When she was no longer able make use of her significant knowledge for her own practice, she started to think about how to offer it up to others. In 2018 she came up with the idea of an online course, tailored to women, to counter some of the many issues they face in the male-dominated field of music production.

 

“I really care about women's experiences in music,” she says, “both from my experience of learning, but also being a woman - performing, writing, self-producing, self-releasing, being physically assaulted, undermined, not being taken seriously by an A&R person who called me ‘a piece of meat that hadn't been cooked yet’, men wondering why I wanted to do a PhD in sound, when I could just have a man in a studio produce me... I knew women often drop out of music tech courses because they're the only woman in the room.
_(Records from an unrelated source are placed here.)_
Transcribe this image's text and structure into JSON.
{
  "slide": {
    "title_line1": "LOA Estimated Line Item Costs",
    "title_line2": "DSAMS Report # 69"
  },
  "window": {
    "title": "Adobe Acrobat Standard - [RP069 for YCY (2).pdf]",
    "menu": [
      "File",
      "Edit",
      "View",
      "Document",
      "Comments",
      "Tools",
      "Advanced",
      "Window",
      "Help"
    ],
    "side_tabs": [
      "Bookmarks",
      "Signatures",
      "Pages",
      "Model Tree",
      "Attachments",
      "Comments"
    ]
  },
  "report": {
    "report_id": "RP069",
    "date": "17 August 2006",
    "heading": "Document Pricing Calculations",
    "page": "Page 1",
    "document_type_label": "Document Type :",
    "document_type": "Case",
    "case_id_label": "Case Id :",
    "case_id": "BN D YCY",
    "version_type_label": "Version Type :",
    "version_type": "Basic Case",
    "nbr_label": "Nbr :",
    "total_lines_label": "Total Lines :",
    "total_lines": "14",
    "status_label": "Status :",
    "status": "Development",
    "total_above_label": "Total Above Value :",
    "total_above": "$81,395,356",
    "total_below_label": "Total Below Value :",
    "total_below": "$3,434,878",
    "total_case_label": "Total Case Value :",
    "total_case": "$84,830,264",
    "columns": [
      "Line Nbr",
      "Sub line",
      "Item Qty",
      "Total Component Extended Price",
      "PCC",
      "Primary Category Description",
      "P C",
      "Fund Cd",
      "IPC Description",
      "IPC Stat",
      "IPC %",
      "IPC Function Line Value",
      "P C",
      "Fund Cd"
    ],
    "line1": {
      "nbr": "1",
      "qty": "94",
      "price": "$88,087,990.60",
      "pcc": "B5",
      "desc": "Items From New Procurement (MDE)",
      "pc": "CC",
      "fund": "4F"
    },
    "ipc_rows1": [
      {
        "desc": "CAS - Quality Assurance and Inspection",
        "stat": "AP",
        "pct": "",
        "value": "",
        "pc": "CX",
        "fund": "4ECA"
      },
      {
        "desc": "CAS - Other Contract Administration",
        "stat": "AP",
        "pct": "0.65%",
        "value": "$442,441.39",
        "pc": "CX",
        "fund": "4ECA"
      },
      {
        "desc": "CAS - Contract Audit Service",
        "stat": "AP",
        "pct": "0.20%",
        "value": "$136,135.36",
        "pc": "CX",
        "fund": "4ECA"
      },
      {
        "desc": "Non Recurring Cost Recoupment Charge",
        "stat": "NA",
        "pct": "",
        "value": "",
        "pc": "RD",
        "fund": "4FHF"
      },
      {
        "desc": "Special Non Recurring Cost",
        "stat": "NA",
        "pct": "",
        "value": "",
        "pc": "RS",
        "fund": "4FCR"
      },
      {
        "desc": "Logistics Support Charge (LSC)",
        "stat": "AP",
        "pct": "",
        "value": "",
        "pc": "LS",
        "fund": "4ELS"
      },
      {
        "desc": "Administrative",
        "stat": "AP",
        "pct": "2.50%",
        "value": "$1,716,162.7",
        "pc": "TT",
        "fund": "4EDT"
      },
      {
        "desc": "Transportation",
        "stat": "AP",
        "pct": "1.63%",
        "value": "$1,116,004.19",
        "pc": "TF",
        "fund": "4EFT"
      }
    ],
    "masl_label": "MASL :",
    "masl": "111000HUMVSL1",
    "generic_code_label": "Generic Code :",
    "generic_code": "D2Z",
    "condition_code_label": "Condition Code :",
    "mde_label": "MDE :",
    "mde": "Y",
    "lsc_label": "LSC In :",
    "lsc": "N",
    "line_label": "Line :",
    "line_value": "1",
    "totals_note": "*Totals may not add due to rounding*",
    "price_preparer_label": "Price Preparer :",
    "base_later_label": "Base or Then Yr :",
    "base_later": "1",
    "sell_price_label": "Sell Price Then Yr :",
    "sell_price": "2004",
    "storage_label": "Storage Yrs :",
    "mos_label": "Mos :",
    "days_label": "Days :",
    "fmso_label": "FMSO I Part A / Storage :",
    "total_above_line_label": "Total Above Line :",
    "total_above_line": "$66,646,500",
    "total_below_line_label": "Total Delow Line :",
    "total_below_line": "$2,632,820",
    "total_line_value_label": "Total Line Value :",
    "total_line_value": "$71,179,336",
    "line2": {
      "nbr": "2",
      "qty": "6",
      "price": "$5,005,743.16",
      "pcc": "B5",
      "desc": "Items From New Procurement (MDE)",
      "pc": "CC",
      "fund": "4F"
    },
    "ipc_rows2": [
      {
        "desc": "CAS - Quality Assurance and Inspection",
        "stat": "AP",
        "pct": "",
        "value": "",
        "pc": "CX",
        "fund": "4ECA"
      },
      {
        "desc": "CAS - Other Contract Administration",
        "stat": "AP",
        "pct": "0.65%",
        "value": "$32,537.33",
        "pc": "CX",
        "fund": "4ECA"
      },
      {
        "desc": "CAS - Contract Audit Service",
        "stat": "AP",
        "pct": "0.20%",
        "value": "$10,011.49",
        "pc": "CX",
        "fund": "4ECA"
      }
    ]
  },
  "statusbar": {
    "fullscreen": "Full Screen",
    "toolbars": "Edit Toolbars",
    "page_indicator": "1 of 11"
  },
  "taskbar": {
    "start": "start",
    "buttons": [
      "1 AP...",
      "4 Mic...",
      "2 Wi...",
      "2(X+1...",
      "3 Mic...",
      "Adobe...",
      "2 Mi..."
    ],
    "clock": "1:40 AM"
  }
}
There needed to be a space where they could learn without the fear of judgment or mansplained to.”


ree

 

With her voice partially recovered, Anderson launched a Facebook group called The Female DIY Musician, where she’d discuss issues such as imposter syndrome, releasing music or collaborating. She also relocated to Hastings to be closer to her family, a move she credits for the gradual improvement of her health.

 

When lockdown hit, she hit go on her first full online course, Home Recording Academy, and her award-winning podcast, Girls Twiddling Knobs, followed. With the podcast, Anderson wanted to bring conversations that often happen behind closed doors into the light, while highlighting women in the industry.

 

“It’s really illuminating meeting so many of these pros,” Isobel says. “For me, going through a long phase of not making music, it's felt important to stay connected to it. And I will do solo episodes of the podcast, where I get to nerd-out on a particular topic, like being assertive in recording studios.”

 

As well as teaching the 500-plus women who have taken-up her 10-week course to date, Anderson has now made 106 episodes of the free-to-access podcast, which have been downloaded more than 100,000 times.

 

“People have emailed me and said, ‘I recorded an album because of this podcast’. Or ‘When you talked to this guest, the penny dropped’, which is amazing,” Isobel says. “The impact it has made is so much bigger than it would have been if I'd taken a more conventional path like lecturing.”

 

In December, after five years of focussing on it full time, Anderson is bringing Girls Twiddling Knobs to an end, with all episodes being archived at the British Library to ensure its continued impact. With her health recovering, Anderson wants to see where her own creative practice might lead her next.

 

“It feels a bit like the end of Mary Poppins, where it's like, Girls Twiddling Knobs has done what it needed to do. That’s not to say the work is done, but I've played my part. I need to carve out my own space to be a flawed, messy, searching artist again.”

 

Anderson has many small projects bubbling away, but her main focus is on End Times. “It will be multifaceted, an experimental live performance, possibly an installation, and there will be a musical component as well, that will be released as an album. I'm starting singing lessons, learning to trust my voice again. It's me stepping back in, but very gently.” 

 

Every stage of Anderson’s journey to this point has required fight, resilience and reinvention, so she’s due a bit of gentle. But Isobel’s refusal to give up is a much-needed force in times so tumultuous they regularly send her to her New Romney caravan. Though End Times deals with themes of grief and collapse, Isobel intends for it to shine like a beacon.

 

“I don't think it's a coincidence that, with everything that's happening in the world, I've felt really called to come back to my voice,” she says. “Listening to someone sing is so simple, but it can be so powerful. It can be like a light in the darkness.”